Quando il mattoncino si fa serio

Immaginate un gruppo di manager.

Sono concentrati ma nessuno è seduto.

Sono tutti in piedi e si sporgono leggermente in avanti sul tavolo.

Discutono animatamente di business.

Parlano di strategie, ipotizzano piani d’azione, esplorano scenari diversi.

Spesso chi parla indica con un dito qualcosa sul tavolo.

E sul tavolo c’è una complessa costruzione fatta con i mattoncini Lego.

La metodologia di facilitazione applicata è Lego Serious Play.

Si tratta di una tecnica di facilitazione per pensare, comunicare, sviluppare insights e risolvere problemi in gruppo, e consiste nell’utilizzo dei mattoncini e degli elementi del Lego per costruire metafore, modelli reali di concetti e idee.

Ora immaginate 30 ragazzi.

Anch’essi concentrati, in piedi, che discutono.

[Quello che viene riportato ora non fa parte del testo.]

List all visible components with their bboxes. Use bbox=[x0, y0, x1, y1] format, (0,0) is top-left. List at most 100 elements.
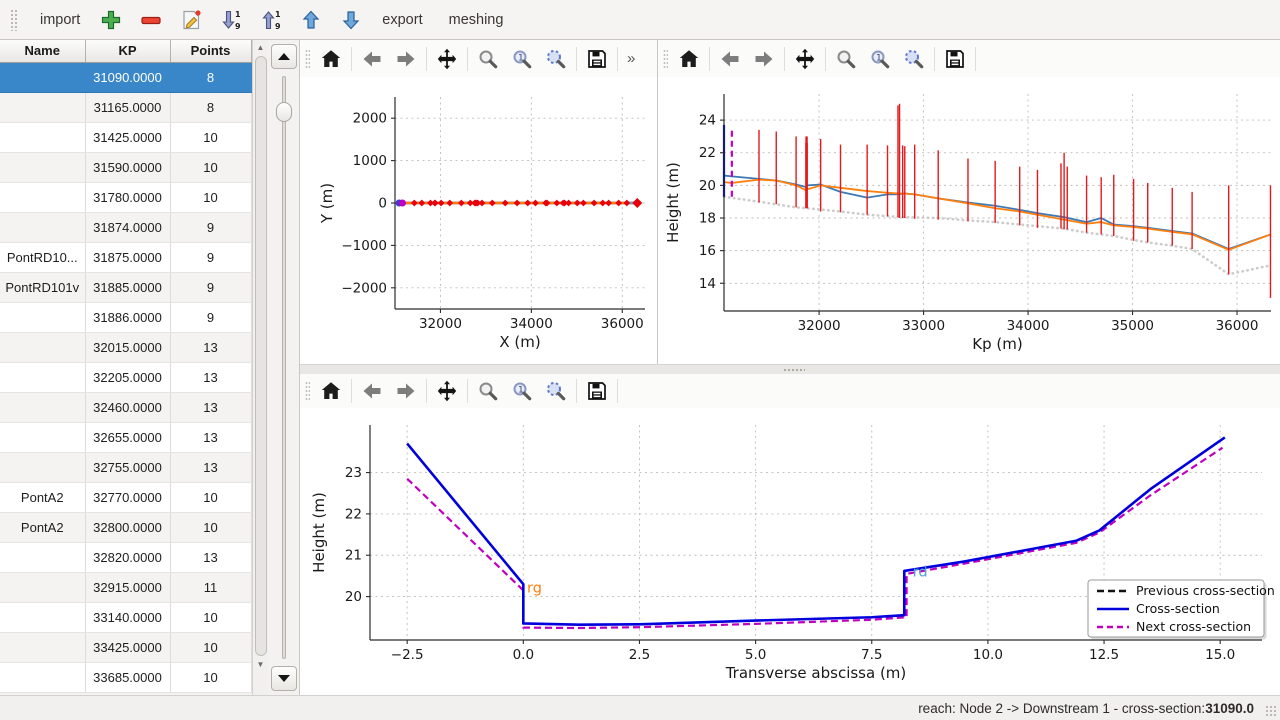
table-scrollbar-thumb[interactable] bbox=[255, 56, 267, 656]
cell-kp[interactable]: 32800.0000 bbox=[85, 512, 170, 542]
home-icon[interactable] bbox=[314, 376, 348, 406]
cell-points[interactable]: 9 bbox=[170, 272, 251, 302]
table-row[interactable]: 32915.000011 bbox=[0, 572, 251, 602]
cell-kp[interactable]: 31780.0000 bbox=[85, 182, 170, 212]
cell-points[interactable]: 9 bbox=[170, 242, 251, 272]
add-icon[interactable] bbox=[96, 5, 126, 35]
table-row[interactable]: 32015.000013 bbox=[0, 332, 251, 362]
cell-points[interactable]: 13 bbox=[170, 332, 251, 362]
cell-name[interactable]: PontA2 bbox=[0, 512, 85, 542]
table-row[interactable]: PontA232770.000010 bbox=[0, 482, 251, 512]
splitter-handle-icon[interactable] bbox=[783, 368, 805, 372]
cell-name[interactable] bbox=[0, 212, 85, 242]
move-up-icon[interactable] bbox=[296, 5, 326, 35]
home-icon[interactable] bbox=[672, 44, 706, 74]
pan-icon[interactable] bbox=[430, 376, 464, 406]
cell-name[interactable] bbox=[0, 362, 85, 392]
cell-points[interactable]: 13 bbox=[170, 542, 251, 572]
cell-points[interactable]: 13 bbox=[170, 452, 251, 482]
pan-icon[interactable] bbox=[430, 44, 464, 74]
cell-kp[interactable]: 31874.0000 bbox=[85, 212, 170, 242]
save-icon[interactable] bbox=[580, 376, 614, 406]
table-row[interactable]: 31090.00008 bbox=[0, 62, 251, 92]
sort-up-icon[interactable]: 19 bbox=[256, 5, 286, 35]
back-icon[interactable] bbox=[355, 44, 389, 74]
remove-icon[interactable] bbox=[136, 5, 166, 35]
table-row[interactable]: 33685.000010 bbox=[0, 662, 251, 692]
table-scrollbar[interactable]: ▲ ▼ bbox=[252, 40, 269, 695]
zoom-icon[interactable] bbox=[471, 376, 505, 406]
export-button[interactable]: export bbox=[372, 6, 432, 34]
cell-name[interactable] bbox=[0, 452, 85, 482]
next-section-button[interactable] bbox=[271, 666, 297, 691]
cell-kp[interactable]: 31590.0000 bbox=[85, 152, 170, 182]
cell-name[interactable] bbox=[0, 542, 85, 572]
cell-name[interactable] bbox=[0, 152, 85, 182]
cell-kp[interactable]: 32015.0000 bbox=[85, 332, 170, 362]
cell-points[interactable]: 13 bbox=[170, 392, 251, 422]
cell-kp[interactable]: 31885.0000 bbox=[85, 272, 170, 302]
cell-name[interactable] bbox=[0, 122, 85, 152]
cell-points[interactable]: 10 bbox=[170, 122, 251, 152]
table-row[interactable]: 32755.000013 bbox=[0, 452, 251, 482]
table-row[interactable]: PontRD10...31875.00009 bbox=[0, 242, 251, 272]
save-icon[interactable] bbox=[938, 44, 972, 74]
cell-points[interactable]: 10 bbox=[170, 482, 251, 512]
table-row[interactable]: PontRD101v31885.00009 bbox=[0, 272, 251, 302]
forward-icon[interactable] bbox=[747, 44, 781, 74]
cell-points[interactable]: 8 bbox=[170, 62, 251, 92]
zoom-icon[interactable] bbox=[471, 44, 505, 74]
cell-kp[interactable]: 32655.0000 bbox=[85, 422, 170, 452]
cell-name[interactable] bbox=[0, 62, 85, 92]
column-header-name[interactable]: Name bbox=[0, 40, 85, 62]
previous-section-button[interactable] bbox=[271, 44, 297, 69]
cell-points[interactable]: 10 bbox=[170, 632, 251, 662]
cell-points[interactable]: 9 bbox=[170, 302, 251, 332]
cell-kp[interactable]: 32820.0000 bbox=[85, 542, 170, 572]
cell-kp[interactable]: 33140.0000 bbox=[85, 602, 170, 632]
cell-kp[interactable]: 32770.0000 bbox=[85, 482, 170, 512]
pan-icon[interactable] bbox=[788, 44, 822, 74]
toolbar-overflow-icon[interactable]: » bbox=[621, 50, 641, 67]
zoom-select-icon[interactable] bbox=[539, 44, 573, 74]
zoom-select-icon[interactable] bbox=[897, 44, 931, 74]
cell-kp[interactable]: 33425.0000 bbox=[85, 632, 170, 662]
save-icon[interactable] bbox=[580, 44, 614, 74]
profile-chart[interactable]: 3200033000340003500036000141618202224Kp … bbox=[658, 77, 1279, 364]
cell-kp[interactable]: 33685.0000 bbox=[85, 662, 170, 692]
cell-kp[interactable]: 32460.0000 bbox=[85, 392, 170, 422]
cell-points[interactable]: 13 bbox=[170, 362, 251, 392]
zoom-one-icon[interactable]: 1 bbox=[863, 44, 897, 74]
section-slider-track[interactable] bbox=[282, 76, 286, 659]
table-row[interactable]: 31886.00009 bbox=[0, 302, 251, 332]
horizontal-splitter[interactable] bbox=[300, 364, 1280, 374]
cell-kp[interactable]: 31875.0000 bbox=[85, 242, 170, 272]
plan-chart[interactable]: 320003400036000−2000−1000010002000X (m)Y… bbox=[300, 77, 657, 364]
column-header-kp[interactable]: KP bbox=[85, 40, 170, 62]
cell-name[interactable] bbox=[0, 182, 85, 212]
table-row[interactable]: 33140.000010 bbox=[0, 602, 251, 632]
table-row[interactable]: 31425.000010 bbox=[0, 122, 251, 152]
cell-points[interactable]: 10 bbox=[170, 152, 251, 182]
cell-kp[interactable]: 31165.0000 bbox=[85, 92, 170, 122]
move-down-icon[interactable] bbox=[336, 5, 366, 35]
toolbar-grip[interactable] bbox=[663, 49, 668, 69]
table-row[interactable]: 32205.000013 bbox=[0, 362, 251, 392]
cell-name[interactable]: PontA2 bbox=[0, 482, 85, 512]
column-header-points[interactable]: Points bbox=[170, 40, 251, 62]
cell-points[interactable]: 10 bbox=[170, 182, 251, 212]
resize-grip[interactable] bbox=[1265, 705, 1277, 717]
zoom-one-icon[interactable]: 1 bbox=[505, 376, 539, 406]
table-row[interactable]: 31590.000010 bbox=[0, 152, 251, 182]
cell-name[interactable] bbox=[0, 602, 85, 632]
cell-points[interactable]: 11 bbox=[170, 572, 251, 602]
cell-points[interactable]: 10 bbox=[170, 512, 251, 542]
cell-points[interactable]: 8 bbox=[170, 92, 251, 122]
table-row[interactable]: 31874.00009 bbox=[0, 212, 251, 242]
zoom-one-icon[interactable]: 1 bbox=[505, 44, 539, 74]
cell-points[interactable]: 10 bbox=[170, 602, 251, 632]
home-icon[interactable] bbox=[314, 44, 348, 74]
cell-points[interactable]: 13 bbox=[170, 422, 251, 452]
sort-down-icon[interactable]: 19 bbox=[216, 5, 246, 35]
table-row[interactable]: 32460.000013 bbox=[0, 392, 251, 422]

Non hanno piani d’azione, ma idee.

Si stanno mettendo in gioco grazie al workshop Lego Serious Play, che si articola in 4 passaggi fondamentali ed obbligatori:

  • Sfida: il facilitatore disegna la sfida al gruppo, che dipende interamente dall’argomento che il workshop vuole coinvolgere.
  • Costruzione: la risposta dei partecipanti alla sfida consiste nel costruire un modello con il Lego individualmente.
  • Story Telling: tutti i partecipanti raccontano la storia che dà significato al proprio modello, cioè spiegano I loro pensieri, associazioni, emozioni e sensazioni che sono venute in mente loro durante la costruzione.
  • Riflessione: per cristallizzare le conoscenze fondamentali che emergono; per porre domande di chiarimento sui modelli, per riassumere sorprese e collegamenti.

La forte valenza esperienziale dell’approccio si concretizza nella costruzione di modelli e cioè nell’utilizzo delle mani, che permette di mettere in gioco contemporaneamente i due emisferi del nostro cervello dando quindi spazio a emozioni e creatività che spesso vengono messi a tacere nei processi strategici.

Facilita e rende più produttiva la generazione di nuove idee.

Crea lo spazio per una comunicazione più articolata.

Ecco le reazioni.

“Hard fun, questo è il vero spirito del workshop. Costruire con i mattoncini Lego è un’azione alquanto ricreativa e divertente. Il gioco si complica quando si inizia a costruire con altri. Come da bambini siamo gelosi dei nostri giocattoli, così da adulti lo siamo allo stesso modo delle nostre idee. LSP crea punti di coesione, forza, valore.”

“LSP è stata un’esperienza nuova. L’ho trovato molto potente e mi piacerebbe poter essere in grado di metterlo in pratica più spesso perché lo trovo uno strumento utilissimo. Mi sono divertita e lavorare così ha fatto emergere delle cose molto vere che mi sono state utili non solo nella implementazione di una strategia comunicazionale più efficace ma anche in un ipotetica futura relazione con i miei colleghi in azienda.”

“Mi è piaciuto molto, utile, utilissimo nel momento in cui ho dovuto gestire delle criticità. Spirito di adattamento.”

Il primo workshop è stato dunque un gran successo.

Nonostante i numerosissimi feedback positivi in Italia ancora non è molto diffuso.

Forse al lavoro ci si prende ancora troppo sul serio e le ortodossie aziendali faticano a prendere in considerazione queste nuove metodologie. Eppure basta provare una volta per capire la bellezza e la potenza del metodo.

Del resto diceva Nietzsche: “Maturità dell’uomo: significa aver ritrovato la serietà che da fanciulli si metteva nei giuochi.”